I spent a few days in England visiting family, I stayed at an INN LODGE, clean, tidy, very reasonably priced food in quite large portions. Probably like me, you struggle to keep weight off. I find it extremely difficult, always told to clean my plate as a child and it’s a habit I cannot seem to break, especially when the food is designed to entice. Health professionals continue to warn us of diabetes, heart disease, and general obesity, we all see the giant wobbly belly’s shuffling down the street, and it is so easy to become one, with fast food being available cheaply and in vast quantities.
Cigarettes have been attacked for causing cancer and heart, lung illnesses, taxed to an extreme in an effort to reduce use of them, surely now is the time for fast food to be looked at in a similar fashion, after all its just as dangerous. Alcohol is also being taxed, not so much because we like to drink, but because it is looked at as a social danger, if that is the case then fast food outlets are an even greater threat, obesity!

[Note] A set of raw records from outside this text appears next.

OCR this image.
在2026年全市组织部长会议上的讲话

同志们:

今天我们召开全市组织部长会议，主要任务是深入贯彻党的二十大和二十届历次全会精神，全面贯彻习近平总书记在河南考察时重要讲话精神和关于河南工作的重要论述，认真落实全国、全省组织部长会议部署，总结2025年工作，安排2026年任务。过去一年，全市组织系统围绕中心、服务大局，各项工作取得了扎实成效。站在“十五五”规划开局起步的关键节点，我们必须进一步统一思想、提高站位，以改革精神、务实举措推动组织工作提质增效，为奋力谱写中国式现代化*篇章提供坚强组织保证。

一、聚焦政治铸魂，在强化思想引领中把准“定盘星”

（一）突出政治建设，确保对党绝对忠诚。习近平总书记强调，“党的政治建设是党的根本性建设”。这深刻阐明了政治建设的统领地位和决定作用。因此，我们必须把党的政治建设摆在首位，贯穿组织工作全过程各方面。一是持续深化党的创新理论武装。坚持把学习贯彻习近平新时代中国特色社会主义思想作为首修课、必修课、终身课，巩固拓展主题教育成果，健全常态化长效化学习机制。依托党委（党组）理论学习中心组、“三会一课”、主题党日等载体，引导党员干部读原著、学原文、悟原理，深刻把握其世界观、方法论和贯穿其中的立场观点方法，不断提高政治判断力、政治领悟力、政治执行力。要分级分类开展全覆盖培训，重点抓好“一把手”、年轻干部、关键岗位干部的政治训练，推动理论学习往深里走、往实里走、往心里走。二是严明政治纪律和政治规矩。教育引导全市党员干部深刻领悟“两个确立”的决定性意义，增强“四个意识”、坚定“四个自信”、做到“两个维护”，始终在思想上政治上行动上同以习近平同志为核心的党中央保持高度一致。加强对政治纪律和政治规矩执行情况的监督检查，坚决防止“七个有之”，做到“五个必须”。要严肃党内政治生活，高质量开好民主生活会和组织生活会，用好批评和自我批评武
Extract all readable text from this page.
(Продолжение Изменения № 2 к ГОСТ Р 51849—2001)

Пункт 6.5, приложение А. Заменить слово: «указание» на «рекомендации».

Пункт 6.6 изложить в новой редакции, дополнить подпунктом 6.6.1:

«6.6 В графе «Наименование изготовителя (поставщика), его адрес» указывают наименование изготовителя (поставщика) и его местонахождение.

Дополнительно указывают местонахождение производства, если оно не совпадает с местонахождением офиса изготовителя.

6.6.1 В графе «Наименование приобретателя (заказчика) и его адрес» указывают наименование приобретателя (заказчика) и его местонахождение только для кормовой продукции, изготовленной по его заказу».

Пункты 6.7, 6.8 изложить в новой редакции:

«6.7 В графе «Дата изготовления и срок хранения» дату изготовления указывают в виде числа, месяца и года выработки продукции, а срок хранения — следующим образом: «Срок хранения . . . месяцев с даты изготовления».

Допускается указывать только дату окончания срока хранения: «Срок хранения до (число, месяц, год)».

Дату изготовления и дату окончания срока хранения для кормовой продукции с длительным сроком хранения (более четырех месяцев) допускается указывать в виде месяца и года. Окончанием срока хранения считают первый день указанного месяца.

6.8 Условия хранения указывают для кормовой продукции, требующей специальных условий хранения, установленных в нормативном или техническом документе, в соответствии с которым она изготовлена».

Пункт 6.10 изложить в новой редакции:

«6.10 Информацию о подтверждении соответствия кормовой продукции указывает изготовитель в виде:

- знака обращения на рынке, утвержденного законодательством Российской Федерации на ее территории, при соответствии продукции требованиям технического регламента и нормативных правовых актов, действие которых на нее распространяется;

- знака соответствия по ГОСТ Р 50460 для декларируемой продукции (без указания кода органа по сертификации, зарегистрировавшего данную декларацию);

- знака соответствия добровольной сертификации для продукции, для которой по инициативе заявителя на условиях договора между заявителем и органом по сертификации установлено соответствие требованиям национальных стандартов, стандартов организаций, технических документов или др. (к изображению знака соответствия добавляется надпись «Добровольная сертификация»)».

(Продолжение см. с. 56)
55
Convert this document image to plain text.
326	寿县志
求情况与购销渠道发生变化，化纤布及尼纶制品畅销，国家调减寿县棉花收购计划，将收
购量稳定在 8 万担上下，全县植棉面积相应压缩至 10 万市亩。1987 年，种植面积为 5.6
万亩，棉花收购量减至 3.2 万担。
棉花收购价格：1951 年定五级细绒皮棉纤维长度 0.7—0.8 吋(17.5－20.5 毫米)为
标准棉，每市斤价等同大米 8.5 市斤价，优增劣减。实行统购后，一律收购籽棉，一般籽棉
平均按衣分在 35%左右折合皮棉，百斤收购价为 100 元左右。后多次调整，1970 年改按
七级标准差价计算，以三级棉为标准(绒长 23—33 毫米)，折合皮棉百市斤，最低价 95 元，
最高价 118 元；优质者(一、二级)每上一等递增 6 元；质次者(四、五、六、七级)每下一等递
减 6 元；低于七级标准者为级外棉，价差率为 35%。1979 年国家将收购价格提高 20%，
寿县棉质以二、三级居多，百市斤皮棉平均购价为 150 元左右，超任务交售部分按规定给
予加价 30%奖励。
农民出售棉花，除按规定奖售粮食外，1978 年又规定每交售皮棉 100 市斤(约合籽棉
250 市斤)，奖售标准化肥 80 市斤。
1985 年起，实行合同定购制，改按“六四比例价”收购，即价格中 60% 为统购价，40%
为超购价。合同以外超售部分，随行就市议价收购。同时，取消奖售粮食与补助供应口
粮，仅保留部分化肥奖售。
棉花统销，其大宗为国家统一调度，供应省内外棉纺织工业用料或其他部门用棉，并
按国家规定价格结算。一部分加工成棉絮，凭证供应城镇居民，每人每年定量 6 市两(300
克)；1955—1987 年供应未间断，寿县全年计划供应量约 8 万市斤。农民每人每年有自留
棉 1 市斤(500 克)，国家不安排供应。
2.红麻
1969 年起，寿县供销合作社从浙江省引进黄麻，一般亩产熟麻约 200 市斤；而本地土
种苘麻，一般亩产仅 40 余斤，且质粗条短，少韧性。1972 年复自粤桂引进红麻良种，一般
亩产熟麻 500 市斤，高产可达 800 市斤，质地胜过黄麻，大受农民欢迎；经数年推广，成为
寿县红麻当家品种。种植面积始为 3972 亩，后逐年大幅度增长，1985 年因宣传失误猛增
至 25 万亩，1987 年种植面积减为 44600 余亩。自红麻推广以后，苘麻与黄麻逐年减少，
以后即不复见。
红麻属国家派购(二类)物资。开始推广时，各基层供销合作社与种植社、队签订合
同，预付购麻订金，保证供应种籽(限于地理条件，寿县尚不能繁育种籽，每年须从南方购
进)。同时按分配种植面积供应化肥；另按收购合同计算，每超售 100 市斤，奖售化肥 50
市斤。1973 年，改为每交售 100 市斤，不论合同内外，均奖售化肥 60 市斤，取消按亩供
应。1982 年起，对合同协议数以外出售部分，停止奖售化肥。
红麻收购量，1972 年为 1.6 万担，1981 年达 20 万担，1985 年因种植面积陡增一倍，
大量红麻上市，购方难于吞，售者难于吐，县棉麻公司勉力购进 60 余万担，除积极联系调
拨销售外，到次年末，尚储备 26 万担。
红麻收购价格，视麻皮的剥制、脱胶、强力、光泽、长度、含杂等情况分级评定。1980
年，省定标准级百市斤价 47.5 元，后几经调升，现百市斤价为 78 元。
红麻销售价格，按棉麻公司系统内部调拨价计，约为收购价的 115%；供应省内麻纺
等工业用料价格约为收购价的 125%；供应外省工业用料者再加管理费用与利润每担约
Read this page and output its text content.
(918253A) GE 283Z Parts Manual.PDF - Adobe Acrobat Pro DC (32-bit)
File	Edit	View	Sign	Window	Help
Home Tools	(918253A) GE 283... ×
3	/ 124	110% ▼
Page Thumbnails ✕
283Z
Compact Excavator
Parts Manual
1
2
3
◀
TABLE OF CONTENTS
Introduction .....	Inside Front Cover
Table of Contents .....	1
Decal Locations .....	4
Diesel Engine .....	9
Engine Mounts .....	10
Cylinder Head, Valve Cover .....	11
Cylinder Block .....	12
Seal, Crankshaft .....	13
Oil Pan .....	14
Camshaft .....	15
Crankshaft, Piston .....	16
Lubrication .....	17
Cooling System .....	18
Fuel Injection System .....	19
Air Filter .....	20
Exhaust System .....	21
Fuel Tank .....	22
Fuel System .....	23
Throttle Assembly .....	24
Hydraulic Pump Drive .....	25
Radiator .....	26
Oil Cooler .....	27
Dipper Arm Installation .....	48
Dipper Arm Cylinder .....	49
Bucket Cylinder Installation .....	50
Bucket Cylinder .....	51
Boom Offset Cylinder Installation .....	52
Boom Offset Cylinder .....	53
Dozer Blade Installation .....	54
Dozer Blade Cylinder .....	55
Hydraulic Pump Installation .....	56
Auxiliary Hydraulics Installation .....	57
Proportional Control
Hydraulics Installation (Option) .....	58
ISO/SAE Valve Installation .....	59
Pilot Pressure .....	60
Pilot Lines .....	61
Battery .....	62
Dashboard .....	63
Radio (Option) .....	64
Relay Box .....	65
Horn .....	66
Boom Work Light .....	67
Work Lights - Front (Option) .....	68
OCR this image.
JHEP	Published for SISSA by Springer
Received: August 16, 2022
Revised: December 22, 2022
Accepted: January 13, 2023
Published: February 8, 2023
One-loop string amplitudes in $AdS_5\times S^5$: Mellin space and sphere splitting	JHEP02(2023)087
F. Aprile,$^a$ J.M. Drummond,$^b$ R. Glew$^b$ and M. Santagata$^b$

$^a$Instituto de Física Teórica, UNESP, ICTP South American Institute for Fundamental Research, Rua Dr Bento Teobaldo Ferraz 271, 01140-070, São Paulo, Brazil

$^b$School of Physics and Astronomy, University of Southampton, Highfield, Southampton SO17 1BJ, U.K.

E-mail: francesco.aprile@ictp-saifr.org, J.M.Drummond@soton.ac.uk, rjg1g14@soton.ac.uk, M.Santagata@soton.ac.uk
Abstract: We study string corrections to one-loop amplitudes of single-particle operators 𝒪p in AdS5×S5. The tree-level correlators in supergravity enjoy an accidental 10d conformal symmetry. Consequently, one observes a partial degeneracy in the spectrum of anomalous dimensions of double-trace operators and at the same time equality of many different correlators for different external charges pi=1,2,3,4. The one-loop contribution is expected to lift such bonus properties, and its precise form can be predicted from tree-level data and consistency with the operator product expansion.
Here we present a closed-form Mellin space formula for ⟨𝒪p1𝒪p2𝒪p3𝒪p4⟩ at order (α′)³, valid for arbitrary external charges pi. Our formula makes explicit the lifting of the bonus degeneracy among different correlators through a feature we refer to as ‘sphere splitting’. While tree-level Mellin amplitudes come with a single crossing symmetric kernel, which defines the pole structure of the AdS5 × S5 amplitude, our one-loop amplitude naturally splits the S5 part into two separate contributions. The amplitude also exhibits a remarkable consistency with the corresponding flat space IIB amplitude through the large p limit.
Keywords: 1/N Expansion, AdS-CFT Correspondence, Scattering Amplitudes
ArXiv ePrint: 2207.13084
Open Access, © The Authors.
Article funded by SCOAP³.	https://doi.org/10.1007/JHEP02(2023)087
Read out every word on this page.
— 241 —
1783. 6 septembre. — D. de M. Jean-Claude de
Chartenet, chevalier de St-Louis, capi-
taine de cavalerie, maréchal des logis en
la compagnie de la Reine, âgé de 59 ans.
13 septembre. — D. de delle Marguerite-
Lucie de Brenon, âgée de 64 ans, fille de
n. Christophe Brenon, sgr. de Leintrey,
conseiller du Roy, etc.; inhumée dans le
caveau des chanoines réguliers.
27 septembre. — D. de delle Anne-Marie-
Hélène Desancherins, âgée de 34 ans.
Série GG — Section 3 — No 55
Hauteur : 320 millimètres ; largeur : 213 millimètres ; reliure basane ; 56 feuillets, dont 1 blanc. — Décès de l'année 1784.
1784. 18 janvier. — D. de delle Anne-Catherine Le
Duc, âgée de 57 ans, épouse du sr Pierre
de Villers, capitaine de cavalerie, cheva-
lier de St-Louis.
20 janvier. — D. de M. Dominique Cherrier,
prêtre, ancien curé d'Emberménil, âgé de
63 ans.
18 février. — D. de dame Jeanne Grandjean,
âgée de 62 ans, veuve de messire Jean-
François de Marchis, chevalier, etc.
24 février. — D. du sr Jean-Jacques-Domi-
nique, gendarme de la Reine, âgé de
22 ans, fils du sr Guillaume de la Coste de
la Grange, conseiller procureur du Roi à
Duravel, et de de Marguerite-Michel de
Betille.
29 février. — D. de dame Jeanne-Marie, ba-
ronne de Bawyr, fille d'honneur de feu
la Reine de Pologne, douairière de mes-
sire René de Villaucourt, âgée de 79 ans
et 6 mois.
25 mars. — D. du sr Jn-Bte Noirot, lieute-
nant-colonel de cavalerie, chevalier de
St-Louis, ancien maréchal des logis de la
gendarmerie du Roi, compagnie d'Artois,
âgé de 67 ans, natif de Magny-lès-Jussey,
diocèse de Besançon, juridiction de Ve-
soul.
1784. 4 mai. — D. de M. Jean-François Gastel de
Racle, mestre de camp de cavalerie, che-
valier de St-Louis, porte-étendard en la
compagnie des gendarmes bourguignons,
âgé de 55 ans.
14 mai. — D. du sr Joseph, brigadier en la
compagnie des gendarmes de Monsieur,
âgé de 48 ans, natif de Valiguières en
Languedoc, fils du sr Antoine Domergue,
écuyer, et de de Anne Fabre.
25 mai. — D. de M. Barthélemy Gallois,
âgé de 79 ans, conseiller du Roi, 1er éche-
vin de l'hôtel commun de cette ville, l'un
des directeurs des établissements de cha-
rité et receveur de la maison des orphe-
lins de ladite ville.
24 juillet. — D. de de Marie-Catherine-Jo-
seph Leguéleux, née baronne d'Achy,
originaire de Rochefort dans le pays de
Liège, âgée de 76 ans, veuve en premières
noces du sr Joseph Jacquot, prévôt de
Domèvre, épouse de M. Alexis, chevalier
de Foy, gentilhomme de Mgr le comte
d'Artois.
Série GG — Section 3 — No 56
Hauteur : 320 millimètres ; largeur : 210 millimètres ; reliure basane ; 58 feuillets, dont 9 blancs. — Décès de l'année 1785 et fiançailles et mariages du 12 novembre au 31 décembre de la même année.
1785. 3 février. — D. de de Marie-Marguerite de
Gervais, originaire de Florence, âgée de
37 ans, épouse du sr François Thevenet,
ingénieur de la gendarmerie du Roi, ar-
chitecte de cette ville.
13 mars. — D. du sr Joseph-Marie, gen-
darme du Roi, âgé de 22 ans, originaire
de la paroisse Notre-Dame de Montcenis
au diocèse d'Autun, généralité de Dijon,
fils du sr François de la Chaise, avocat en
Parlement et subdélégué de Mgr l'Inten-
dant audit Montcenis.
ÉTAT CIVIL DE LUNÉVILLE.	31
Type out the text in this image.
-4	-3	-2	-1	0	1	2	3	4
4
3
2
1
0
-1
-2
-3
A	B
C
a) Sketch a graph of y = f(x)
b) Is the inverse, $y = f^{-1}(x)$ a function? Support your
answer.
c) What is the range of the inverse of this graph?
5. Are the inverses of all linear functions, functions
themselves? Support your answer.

Most improvements in health have been brought about by social changes, clean water, good sewerage system, testing cows for TB and a good diet removed many diseases, vaccination ended polio and smallpox, cleanliness the plague. Illnesses are not stopped by some magic medicine, most only control the symptoms. But a change in the way society views how people live, how and what they eat has given way to an almost dictatorial rant by ‘specialists’. It is well-known that exercise and meals in moderation are the way to go, however the ‘in the know’s’ have forgotten an additive monosodium glutamate makes you want more and is widely used in the UK.
We talk about food inflation, but I don’t see anyone starving. Quite the contrary, food is too easily available at a low price, trollies ladened with food leave the supermarkets and taken home however at the end of the week most of that is thrown away. If food was taxed, then people might eat a healthier diet, men and women might find they like cooking, at least they would know exactly what they were eating and their children might just have fewer allergies. Time for the Treasury to do some work for the NHS.